Ordinary least squares for a continuous outcome: the workhorse family. Use these when your response is a measured quantity (a score, a time, a concentration) and your predictors are any mix of continuous variables, binary groups, and factors.
Note
These pages are a recognition index — organised by the shape of the analysis, not by which MCPower feature they show off.
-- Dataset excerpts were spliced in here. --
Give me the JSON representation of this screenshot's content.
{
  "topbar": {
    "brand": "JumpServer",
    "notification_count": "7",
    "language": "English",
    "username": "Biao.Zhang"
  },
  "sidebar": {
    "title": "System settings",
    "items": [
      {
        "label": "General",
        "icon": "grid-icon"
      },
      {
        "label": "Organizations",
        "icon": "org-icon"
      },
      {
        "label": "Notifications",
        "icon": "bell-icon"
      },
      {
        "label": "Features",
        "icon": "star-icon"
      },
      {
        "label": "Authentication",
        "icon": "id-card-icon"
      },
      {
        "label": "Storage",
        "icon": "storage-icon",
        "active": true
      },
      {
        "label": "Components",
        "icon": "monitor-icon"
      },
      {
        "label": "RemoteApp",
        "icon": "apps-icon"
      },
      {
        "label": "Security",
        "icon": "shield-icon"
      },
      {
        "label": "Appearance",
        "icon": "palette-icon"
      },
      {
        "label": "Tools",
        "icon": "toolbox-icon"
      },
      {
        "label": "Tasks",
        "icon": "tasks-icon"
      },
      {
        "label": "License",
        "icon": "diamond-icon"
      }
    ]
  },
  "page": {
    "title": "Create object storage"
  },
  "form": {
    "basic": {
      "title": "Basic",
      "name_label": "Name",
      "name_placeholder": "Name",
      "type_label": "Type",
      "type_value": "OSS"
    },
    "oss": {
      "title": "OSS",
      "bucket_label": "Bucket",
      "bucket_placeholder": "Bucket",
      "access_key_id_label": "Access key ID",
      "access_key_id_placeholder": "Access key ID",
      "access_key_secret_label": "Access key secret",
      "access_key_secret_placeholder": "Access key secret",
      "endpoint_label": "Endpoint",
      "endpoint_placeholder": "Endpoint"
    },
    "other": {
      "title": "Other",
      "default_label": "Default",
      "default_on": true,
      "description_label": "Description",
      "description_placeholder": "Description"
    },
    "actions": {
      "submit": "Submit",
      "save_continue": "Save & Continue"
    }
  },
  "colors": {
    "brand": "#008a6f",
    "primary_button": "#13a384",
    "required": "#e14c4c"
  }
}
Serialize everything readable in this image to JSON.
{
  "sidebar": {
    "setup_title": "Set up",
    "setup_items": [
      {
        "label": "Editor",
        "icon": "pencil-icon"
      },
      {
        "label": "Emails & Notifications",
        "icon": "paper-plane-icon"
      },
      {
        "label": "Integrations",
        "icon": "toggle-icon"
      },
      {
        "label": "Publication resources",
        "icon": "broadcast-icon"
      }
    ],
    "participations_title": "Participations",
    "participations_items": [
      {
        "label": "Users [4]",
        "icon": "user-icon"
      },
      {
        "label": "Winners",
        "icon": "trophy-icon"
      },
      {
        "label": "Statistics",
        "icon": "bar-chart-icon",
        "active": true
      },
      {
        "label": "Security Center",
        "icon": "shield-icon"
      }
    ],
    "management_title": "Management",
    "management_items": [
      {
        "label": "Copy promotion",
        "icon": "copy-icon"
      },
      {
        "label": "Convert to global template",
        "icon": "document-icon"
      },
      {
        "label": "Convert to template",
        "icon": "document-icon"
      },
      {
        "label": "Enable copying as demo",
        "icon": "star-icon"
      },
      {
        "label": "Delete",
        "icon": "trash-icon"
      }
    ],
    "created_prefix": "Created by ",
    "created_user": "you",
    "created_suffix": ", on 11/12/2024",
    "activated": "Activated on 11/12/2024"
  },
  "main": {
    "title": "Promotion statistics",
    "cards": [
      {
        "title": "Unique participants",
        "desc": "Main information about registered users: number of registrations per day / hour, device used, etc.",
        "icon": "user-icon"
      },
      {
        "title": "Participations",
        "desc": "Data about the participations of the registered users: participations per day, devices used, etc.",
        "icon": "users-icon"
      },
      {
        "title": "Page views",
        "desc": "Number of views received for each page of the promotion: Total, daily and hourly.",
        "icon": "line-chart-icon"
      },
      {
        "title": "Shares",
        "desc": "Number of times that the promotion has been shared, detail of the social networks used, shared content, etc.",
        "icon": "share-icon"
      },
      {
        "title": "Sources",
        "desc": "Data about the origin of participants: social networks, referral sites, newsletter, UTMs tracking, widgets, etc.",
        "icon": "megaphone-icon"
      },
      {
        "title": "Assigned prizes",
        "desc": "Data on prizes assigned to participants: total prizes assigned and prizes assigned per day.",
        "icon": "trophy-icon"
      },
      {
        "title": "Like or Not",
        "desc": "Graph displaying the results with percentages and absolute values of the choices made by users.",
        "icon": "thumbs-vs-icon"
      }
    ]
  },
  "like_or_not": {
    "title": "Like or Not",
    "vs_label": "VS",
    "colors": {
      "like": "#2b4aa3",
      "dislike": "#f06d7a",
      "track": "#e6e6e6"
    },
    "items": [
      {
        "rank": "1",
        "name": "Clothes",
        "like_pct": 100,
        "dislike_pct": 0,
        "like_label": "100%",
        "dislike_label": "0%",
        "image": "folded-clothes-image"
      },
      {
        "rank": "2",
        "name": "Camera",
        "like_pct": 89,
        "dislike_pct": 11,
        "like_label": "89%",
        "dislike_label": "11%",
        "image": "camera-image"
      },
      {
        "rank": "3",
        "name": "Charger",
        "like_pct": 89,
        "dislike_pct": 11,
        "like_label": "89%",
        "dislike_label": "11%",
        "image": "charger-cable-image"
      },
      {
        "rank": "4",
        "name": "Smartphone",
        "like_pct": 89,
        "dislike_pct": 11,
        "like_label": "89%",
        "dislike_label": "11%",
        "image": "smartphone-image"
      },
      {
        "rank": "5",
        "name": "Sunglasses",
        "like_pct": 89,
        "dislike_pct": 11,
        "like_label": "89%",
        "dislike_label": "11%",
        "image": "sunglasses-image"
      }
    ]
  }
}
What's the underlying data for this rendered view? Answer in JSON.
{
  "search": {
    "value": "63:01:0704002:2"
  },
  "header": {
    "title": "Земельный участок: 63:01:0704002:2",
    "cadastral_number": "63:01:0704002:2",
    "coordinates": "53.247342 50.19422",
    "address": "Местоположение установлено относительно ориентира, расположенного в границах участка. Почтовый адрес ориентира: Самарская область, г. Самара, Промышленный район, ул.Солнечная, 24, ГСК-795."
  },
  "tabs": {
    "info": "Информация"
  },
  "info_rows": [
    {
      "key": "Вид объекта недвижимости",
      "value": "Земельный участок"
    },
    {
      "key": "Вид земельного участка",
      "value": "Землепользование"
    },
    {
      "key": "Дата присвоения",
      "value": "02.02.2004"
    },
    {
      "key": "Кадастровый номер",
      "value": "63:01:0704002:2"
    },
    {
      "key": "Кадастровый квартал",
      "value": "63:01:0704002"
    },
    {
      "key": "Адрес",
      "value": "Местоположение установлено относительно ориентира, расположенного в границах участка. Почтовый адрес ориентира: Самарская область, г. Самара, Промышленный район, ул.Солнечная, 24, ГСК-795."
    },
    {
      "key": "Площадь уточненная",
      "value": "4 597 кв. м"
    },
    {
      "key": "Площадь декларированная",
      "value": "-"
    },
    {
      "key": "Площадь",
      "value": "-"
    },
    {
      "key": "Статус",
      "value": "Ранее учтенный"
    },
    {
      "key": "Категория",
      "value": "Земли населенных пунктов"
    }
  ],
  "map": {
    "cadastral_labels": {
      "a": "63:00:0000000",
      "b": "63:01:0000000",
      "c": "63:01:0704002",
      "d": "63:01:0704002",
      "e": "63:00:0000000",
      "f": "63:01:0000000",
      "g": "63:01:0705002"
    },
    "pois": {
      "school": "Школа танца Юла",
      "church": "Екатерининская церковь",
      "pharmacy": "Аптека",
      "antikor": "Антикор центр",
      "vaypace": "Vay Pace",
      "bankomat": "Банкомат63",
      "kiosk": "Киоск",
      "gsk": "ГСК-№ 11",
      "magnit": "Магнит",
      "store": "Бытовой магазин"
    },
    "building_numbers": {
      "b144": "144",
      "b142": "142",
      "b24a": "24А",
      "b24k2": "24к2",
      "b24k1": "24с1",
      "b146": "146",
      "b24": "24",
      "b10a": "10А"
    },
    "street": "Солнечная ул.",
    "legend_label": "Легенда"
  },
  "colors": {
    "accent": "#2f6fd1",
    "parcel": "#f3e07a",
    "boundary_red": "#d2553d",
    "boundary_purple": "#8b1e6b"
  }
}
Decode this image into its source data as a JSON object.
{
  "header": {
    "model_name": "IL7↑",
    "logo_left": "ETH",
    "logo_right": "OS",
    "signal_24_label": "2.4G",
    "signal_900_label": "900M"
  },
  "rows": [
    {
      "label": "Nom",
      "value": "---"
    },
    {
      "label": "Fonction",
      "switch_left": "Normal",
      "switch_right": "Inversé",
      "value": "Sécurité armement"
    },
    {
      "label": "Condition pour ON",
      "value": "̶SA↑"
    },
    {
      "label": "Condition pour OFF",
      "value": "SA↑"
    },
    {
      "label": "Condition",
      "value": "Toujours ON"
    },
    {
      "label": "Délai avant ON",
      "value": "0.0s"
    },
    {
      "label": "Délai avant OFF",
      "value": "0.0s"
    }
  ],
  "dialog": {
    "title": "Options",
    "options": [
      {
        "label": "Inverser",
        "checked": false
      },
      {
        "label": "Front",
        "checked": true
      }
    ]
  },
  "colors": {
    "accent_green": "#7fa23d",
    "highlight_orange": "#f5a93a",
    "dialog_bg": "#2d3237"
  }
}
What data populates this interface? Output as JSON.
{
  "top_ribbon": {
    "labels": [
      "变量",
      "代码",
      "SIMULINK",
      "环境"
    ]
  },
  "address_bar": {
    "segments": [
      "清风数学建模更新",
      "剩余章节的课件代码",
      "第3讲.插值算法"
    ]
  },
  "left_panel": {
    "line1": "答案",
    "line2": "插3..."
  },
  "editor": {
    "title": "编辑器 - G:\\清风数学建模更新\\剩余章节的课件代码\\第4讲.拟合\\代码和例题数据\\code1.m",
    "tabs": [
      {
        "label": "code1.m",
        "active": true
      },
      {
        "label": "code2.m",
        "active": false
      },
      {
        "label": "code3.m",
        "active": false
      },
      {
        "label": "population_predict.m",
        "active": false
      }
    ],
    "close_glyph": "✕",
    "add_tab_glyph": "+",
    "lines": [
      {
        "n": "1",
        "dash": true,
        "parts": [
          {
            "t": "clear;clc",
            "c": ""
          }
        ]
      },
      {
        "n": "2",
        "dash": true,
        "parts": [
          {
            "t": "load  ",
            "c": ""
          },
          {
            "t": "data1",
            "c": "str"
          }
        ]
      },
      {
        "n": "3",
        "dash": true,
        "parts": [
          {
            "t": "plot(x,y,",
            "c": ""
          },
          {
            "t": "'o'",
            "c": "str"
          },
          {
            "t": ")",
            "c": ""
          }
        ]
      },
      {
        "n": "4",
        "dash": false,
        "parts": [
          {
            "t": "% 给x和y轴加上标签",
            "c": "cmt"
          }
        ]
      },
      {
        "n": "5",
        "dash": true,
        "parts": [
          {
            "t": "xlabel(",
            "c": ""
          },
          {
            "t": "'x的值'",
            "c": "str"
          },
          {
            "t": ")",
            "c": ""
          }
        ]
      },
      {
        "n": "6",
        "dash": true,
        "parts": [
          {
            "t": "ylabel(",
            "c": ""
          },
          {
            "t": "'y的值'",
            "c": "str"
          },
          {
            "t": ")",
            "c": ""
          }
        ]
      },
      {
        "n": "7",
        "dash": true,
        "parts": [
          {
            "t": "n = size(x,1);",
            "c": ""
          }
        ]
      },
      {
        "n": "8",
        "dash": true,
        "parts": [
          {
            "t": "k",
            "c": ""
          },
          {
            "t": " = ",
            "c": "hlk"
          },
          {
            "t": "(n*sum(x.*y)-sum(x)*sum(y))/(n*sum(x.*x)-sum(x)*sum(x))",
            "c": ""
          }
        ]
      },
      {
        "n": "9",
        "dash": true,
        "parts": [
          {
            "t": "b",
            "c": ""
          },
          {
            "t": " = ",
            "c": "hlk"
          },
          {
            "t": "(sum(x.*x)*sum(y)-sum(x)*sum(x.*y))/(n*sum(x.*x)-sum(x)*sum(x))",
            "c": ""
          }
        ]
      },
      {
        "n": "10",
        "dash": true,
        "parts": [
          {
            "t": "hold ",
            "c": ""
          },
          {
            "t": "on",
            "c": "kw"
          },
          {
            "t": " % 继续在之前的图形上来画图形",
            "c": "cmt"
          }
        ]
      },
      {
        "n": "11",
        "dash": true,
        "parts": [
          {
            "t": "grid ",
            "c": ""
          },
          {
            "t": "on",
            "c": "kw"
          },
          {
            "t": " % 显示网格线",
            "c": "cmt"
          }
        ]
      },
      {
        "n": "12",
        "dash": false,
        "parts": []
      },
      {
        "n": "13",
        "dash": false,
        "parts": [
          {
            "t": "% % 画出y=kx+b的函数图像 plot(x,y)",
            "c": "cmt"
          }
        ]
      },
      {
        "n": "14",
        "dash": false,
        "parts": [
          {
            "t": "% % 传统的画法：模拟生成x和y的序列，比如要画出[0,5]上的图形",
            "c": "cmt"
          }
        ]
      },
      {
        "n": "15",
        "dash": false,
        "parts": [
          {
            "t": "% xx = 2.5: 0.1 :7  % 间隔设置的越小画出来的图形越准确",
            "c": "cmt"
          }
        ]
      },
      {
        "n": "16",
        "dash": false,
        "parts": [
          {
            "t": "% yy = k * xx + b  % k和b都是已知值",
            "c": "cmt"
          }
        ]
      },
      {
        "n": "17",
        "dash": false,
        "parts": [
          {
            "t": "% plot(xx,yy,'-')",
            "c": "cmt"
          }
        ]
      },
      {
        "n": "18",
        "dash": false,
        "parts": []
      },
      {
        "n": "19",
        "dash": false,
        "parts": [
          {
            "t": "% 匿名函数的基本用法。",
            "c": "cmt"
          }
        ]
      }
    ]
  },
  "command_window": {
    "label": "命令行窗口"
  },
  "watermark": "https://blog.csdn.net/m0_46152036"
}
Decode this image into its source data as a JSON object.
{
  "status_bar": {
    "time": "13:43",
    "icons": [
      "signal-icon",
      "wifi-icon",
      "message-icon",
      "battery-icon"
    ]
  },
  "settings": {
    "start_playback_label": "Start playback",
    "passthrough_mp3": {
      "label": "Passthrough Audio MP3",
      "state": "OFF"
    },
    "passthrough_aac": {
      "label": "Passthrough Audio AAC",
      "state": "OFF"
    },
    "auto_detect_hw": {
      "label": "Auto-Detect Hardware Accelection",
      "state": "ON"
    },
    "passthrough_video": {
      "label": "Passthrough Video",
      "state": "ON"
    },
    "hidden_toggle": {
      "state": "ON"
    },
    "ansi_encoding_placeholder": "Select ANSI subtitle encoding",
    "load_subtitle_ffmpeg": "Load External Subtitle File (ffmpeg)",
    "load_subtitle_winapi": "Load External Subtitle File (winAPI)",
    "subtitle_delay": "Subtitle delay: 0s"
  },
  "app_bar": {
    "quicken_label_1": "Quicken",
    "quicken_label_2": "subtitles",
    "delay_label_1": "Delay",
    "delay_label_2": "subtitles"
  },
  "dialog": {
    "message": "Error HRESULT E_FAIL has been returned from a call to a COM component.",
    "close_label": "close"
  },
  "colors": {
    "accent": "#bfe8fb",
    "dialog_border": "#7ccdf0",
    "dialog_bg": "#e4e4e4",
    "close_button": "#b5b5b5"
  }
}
If your outcome is binary, you want GLM; if your data is grouped or repeated-measures, see mixed models.
Examples
- Simple linear regression: one continuous predictor
wage ~ years_education— one continuous predictor's effect on a continuous outcome, nothing held constant. - Two-predictor multiple regression
plant_biomass ~ rainfall + soil_nitrogen— two continuous predictors, each adjusted for the other. - Three continuous predictors, side by side
cholesterol ~ age + bmi + exercise_hours— three additive continuous slopes, mutually adjusted. - Continuous-by-continuous moderation
well_being ~ income * social_support— does income's slope change across levels of social support? - Three-way continuous interaction
growth_rate ~ temperature * moisture * soil_ph— a full three-way interaction among continuous predictors. - Interaction-only term (no moderator main effect)
yield ~ nitrogen + nitrogen:water— water bends the nitrogen slope but has no main effect of its own. - Two groups as regression (independent t-test)
pain_score ~ treatment— compare two group means as a single-binary-predictor regression. - ANCOVA: group effect adjusting for a baseline
blood_pressure ~ treatment + baseline_bp— group effect net of a continuous baseline (parallel slopes). - ANCOVA homogeneity-of-slopes test
blood_pressure ~ treatment * baseline_bp— does the treatment effect depend on the baseline covariate? - Adjusted two-group comparison (parallel slopes)
monthly_income ~ union_member + experience_years— a binary group gap holding a continuous control fixed. - Binary-by-continuous moderation
wage ~ gender * experience_years— does the experience slope differ between two groups? - Three-level categorical predictor
abundance ~ habitat— a single 3-level factor, read as its two dummy contrasts vs the reference. - One focal predictor adjusted for covariates
hourly_wage ~ years_education + age + experience_years + tenure— one focal predictor net of correlated controls. - Factor interacting with a continuous predictor
biomass ~ habitat * rainfall— does the rainfall slope differ across the levels of a factor? - Two interacting categorical predictors (2x2 factorial)
job_satisfaction ~ gender * sector— two two-level factors and their interaction (factorial as regression). - Continuous moderation with a covariate
recovery_days ~ dose * age + baseline_severity— a continuous interaction adjusted for an additive covariate. - Ordinal predictor as a linear trend
tumor_shrinkage ~ dose_level— an ordered dose (0–3) read as one slope.